Information
- League: California Winter League
- Location: Palm Springs, California
- Ballpark: Palm Springs Stadium
- Founded: 2008
- League championships: 0
- Division championships: 0
- Former league: Arizona Winter League;
- Colors: Black, columbia blue, white
- Ownership: Palm Springs Power
- General manager: Andrew Starke (principal owner)
- Manager: TBA
- Media: The Business Press (newspaper) The Desert Sun (newspaper) KPSI-AM 920 (Radio) KRP Broadcasting (internet)
- Website: CA Winter League: Palm Springs Chill

= Palm Springs Chill =

Minor-league professional baseball team in Palm Springs, California

The Palm Springs Chill are an independent baseball team based in Palm Springs, California. They are co-owned by the Palm Springs Power and play their home games at Palm Springs Stadium. Andrew Starke is the team president and Darrell Evans is the manager.

==Team history==

===Arizona Winter League (2008–2009)===
They were a member of the Arizona Winter League, a short-season instructional winter league affiliated with the Golden Baseball League in 2008 and 2009, making the playoffs and championship game both seasons, before losing to the Blythe Heat and Yuma Scorpions respectively.

===California Winter League (2010)===
The Chill ownership created a brand new winter league in 2010, the California Winter League, to offer more opportunities for aspiring players to flourish. They will be joined by the Coachella Valley Snowbirds, the Palm Desert Coyotes and the Canada A's. Former Major Leaguer and former Victoria Seals manager Darrell Evans was named commissioner of this new league.

==Year-by-year records==

Arizona Winter League:

| Season | W | L | Win % | Place | Playoff |
|---|---|---|---|---|---|
| 2008 | 15 | 4 | .789 | 1st | Qualified. Lost to Blythe in the Playoffs. |
| 2009 | 12 | 8 | .600 | 2nd, American Division | Qualified. Lost to Yuma in the Playoffs. |

California Winter League:

| Season | W | L | Win % | Place | Playoff |
|---|---|---|---|---|---|

==Mascot==

Tundra is the official mascot of the Palm Springs Chill. During the 2012 California Winter League baseball season the Palm Springs Chill started to become very popular in the Palm Springs area.
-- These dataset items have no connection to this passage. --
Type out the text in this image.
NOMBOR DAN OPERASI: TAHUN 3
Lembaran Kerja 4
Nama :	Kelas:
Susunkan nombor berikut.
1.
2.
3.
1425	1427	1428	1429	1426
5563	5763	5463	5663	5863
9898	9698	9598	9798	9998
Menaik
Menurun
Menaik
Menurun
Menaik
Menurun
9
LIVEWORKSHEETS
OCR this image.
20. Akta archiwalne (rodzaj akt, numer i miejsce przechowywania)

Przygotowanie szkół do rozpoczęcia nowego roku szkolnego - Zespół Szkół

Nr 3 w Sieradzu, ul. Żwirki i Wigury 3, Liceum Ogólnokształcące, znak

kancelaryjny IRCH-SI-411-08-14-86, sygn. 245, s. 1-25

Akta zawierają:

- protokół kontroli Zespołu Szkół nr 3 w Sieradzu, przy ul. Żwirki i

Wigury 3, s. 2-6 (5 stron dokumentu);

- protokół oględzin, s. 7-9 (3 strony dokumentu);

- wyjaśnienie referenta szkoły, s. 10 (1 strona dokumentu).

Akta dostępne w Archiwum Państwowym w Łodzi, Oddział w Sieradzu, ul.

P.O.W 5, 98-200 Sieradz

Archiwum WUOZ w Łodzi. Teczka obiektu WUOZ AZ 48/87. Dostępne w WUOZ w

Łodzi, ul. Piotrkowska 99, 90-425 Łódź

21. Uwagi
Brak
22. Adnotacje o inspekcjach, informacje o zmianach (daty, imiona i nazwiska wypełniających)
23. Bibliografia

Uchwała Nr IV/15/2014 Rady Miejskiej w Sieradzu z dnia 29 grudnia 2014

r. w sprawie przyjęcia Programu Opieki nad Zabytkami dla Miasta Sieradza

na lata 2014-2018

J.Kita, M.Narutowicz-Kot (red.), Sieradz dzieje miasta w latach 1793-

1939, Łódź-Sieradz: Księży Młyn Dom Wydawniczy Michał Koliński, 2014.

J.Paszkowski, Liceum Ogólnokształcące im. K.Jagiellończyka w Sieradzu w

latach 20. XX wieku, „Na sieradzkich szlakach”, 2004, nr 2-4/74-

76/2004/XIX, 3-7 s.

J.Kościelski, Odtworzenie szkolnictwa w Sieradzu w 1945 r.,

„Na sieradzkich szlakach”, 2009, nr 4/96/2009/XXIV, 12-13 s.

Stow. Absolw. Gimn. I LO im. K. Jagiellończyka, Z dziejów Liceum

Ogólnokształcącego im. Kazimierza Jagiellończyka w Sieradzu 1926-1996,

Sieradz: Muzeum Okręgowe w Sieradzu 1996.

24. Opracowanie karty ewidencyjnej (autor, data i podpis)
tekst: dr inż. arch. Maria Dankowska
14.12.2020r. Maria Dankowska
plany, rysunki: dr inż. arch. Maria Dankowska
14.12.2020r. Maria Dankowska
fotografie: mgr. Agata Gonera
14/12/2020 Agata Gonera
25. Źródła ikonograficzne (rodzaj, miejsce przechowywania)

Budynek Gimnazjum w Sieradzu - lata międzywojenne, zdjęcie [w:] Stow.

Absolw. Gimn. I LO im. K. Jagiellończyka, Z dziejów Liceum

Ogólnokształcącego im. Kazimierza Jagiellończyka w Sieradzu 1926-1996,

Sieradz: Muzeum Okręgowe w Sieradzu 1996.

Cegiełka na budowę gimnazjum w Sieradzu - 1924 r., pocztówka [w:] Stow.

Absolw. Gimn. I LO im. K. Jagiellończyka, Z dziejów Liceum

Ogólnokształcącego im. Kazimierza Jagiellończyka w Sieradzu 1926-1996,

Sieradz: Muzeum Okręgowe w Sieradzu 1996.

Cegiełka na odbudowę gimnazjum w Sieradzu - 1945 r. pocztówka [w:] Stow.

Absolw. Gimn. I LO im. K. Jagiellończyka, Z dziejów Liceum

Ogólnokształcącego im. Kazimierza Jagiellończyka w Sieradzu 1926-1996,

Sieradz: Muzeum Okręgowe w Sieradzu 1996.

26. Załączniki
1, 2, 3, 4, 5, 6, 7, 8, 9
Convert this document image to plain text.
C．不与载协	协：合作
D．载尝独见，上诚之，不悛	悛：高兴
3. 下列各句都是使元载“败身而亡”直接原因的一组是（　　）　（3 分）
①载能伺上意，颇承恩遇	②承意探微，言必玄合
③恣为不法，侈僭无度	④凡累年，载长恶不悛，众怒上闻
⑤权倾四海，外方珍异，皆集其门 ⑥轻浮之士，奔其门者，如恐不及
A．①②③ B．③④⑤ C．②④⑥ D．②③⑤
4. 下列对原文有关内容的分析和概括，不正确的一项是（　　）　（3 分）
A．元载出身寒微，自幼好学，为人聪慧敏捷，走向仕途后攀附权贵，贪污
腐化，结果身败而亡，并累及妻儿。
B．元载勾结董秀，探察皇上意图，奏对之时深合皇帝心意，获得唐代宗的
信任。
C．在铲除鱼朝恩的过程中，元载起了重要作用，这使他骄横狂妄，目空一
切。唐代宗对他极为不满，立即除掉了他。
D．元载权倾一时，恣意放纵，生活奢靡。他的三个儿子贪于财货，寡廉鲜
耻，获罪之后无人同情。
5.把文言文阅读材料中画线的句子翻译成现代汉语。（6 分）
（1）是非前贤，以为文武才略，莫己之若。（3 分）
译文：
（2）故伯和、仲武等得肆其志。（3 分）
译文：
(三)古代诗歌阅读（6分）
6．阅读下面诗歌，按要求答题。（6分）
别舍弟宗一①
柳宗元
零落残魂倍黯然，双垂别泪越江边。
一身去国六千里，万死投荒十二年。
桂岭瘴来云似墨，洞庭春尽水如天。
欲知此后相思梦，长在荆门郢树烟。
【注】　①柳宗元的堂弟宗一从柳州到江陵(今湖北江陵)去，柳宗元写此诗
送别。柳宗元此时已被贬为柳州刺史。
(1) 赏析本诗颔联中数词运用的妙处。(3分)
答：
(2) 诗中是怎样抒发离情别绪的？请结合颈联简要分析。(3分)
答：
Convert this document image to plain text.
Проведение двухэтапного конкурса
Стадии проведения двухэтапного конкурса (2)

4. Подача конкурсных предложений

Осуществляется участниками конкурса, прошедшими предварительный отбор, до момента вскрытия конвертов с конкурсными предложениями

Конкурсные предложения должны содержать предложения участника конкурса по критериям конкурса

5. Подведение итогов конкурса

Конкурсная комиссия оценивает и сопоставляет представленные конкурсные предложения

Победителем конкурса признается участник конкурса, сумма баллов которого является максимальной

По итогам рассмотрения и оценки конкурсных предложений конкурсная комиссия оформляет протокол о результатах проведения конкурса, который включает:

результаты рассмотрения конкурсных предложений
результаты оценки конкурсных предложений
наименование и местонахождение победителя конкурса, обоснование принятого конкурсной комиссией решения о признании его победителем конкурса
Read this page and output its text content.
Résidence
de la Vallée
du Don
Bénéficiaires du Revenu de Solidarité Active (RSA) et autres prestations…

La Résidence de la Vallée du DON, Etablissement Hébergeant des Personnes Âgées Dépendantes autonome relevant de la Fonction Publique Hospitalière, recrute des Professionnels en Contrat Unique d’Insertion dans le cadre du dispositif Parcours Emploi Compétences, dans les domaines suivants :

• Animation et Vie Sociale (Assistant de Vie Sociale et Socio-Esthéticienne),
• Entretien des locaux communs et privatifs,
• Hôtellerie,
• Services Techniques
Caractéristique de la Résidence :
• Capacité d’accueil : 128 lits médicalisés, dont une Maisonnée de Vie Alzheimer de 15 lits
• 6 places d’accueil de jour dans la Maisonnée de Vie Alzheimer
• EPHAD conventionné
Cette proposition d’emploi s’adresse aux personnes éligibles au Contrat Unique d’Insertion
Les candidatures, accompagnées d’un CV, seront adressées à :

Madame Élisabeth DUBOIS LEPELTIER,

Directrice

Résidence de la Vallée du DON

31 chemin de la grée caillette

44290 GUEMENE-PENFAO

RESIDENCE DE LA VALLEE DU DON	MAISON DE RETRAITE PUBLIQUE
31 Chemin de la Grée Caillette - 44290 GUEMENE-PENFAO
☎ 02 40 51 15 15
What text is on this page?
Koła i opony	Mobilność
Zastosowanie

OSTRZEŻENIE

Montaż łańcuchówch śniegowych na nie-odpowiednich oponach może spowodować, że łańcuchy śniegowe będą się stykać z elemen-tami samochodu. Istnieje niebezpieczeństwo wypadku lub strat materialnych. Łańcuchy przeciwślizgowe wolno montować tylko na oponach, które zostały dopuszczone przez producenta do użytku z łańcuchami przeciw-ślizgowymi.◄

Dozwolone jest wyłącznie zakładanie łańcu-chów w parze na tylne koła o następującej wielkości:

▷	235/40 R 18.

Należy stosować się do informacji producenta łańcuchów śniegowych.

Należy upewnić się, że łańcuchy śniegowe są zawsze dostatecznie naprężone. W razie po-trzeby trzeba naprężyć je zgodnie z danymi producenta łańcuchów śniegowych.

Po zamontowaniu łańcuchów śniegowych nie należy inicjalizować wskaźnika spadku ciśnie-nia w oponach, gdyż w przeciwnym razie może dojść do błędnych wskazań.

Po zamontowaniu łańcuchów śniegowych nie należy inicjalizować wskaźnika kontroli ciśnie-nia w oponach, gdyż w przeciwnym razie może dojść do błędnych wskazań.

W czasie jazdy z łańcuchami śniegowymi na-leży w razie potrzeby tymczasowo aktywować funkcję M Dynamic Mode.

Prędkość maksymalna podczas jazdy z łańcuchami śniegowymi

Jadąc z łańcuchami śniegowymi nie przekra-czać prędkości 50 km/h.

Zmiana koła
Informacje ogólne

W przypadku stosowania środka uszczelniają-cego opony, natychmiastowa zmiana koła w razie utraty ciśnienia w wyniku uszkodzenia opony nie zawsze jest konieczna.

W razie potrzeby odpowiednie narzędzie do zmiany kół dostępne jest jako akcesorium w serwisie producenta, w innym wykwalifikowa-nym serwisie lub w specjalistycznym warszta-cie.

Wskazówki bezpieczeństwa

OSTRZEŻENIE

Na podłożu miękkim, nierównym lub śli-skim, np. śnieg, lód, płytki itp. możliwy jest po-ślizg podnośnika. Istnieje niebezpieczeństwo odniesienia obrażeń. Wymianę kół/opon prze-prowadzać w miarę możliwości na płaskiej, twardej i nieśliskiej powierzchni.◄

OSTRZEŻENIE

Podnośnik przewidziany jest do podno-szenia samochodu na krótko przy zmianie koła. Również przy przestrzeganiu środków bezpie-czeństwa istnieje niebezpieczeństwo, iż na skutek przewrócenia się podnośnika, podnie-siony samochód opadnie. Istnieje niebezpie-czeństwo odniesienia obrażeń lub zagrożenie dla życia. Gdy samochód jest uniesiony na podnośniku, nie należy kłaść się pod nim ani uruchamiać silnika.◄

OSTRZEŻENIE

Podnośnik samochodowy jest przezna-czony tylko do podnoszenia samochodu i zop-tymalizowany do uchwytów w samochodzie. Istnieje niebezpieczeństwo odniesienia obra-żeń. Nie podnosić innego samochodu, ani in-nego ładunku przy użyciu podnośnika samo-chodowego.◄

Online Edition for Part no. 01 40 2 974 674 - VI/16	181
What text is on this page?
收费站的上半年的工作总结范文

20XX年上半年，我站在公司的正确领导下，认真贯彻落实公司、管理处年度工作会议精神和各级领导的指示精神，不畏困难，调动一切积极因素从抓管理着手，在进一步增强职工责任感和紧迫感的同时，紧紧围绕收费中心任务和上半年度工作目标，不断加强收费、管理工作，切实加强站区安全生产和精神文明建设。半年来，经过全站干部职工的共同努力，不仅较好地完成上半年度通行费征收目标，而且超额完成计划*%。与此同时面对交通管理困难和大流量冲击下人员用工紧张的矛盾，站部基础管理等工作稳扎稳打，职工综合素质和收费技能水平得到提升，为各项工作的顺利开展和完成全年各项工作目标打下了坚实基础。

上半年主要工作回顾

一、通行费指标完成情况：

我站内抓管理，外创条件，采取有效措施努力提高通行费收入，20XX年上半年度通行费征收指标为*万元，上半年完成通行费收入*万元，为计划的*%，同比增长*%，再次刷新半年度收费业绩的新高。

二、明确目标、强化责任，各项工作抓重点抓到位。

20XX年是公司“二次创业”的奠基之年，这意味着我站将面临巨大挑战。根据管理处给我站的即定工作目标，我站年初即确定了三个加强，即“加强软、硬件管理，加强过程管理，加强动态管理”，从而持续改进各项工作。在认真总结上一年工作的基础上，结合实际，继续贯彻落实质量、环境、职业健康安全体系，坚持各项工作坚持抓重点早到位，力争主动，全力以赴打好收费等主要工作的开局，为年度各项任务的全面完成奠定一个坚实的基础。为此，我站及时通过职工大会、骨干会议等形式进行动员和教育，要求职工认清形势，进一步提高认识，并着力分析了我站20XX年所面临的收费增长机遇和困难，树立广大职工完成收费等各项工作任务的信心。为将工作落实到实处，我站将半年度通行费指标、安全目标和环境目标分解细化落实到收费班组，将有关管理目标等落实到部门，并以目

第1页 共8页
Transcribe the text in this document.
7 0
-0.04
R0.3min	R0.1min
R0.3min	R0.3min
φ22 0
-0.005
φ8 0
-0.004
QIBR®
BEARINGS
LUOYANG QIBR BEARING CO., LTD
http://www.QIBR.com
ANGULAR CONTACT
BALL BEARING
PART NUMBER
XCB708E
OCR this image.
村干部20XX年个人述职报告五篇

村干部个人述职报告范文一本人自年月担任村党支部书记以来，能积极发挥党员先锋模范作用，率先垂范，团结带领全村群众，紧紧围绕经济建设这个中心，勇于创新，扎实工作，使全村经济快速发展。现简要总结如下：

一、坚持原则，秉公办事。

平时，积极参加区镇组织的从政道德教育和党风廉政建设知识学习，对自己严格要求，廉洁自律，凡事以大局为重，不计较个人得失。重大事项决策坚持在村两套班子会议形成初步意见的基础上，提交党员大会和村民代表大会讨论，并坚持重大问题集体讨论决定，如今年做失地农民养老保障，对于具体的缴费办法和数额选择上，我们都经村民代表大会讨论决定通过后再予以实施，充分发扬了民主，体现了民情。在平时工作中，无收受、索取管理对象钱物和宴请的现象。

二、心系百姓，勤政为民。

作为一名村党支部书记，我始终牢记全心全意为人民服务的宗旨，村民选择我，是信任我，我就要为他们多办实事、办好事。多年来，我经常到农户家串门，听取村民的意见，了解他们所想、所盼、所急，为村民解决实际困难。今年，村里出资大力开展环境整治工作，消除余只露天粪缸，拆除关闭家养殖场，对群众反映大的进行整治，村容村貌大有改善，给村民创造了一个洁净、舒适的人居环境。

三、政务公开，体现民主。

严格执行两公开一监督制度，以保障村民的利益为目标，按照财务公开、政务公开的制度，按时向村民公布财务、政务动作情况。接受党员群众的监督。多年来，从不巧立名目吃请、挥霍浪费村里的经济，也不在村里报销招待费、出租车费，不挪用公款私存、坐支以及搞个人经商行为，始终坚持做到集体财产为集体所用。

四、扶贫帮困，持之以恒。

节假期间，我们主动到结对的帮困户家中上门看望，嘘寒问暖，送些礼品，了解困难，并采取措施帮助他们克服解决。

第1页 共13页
Due to the success of the Palm Springs Power college baseball team in the summer the revenue in the California Winter League was at an all-time high in 2012. The Palm Springs Chill are filled with Independent level players who usually have the same talent level as low minor league players. They have a roster full of signed players such as Jacob Taylor, Jimmy Waters, and Miles Walding who is an Arizona Diamondback minor league signed player, 29-year-old star outfielder Derrick Pyles who played for the New York Federals in 2011 after he finished college at Embry-Riddle University in Florida is also a big reason for the Chill success. The Chill are managed by Ricky Vanasselberg as of 2012. Ricky is also manager of the Grand Prairie Air Hogs who compete in the American Association of Independent Baseball which is Double A level baseball players and ex major league players trying to stay in the game as long as possible. The Chill usually are made up of former college baseball players with talent to sign professional contracts after the season. The team finished 13 and 6 during the 2012 California Winter League season and were California Winter League runner up finishers after losing to the Palm Springs Power 7 to 5 in the Championship game in front of 2,500 fans at Palm Springs Stadium.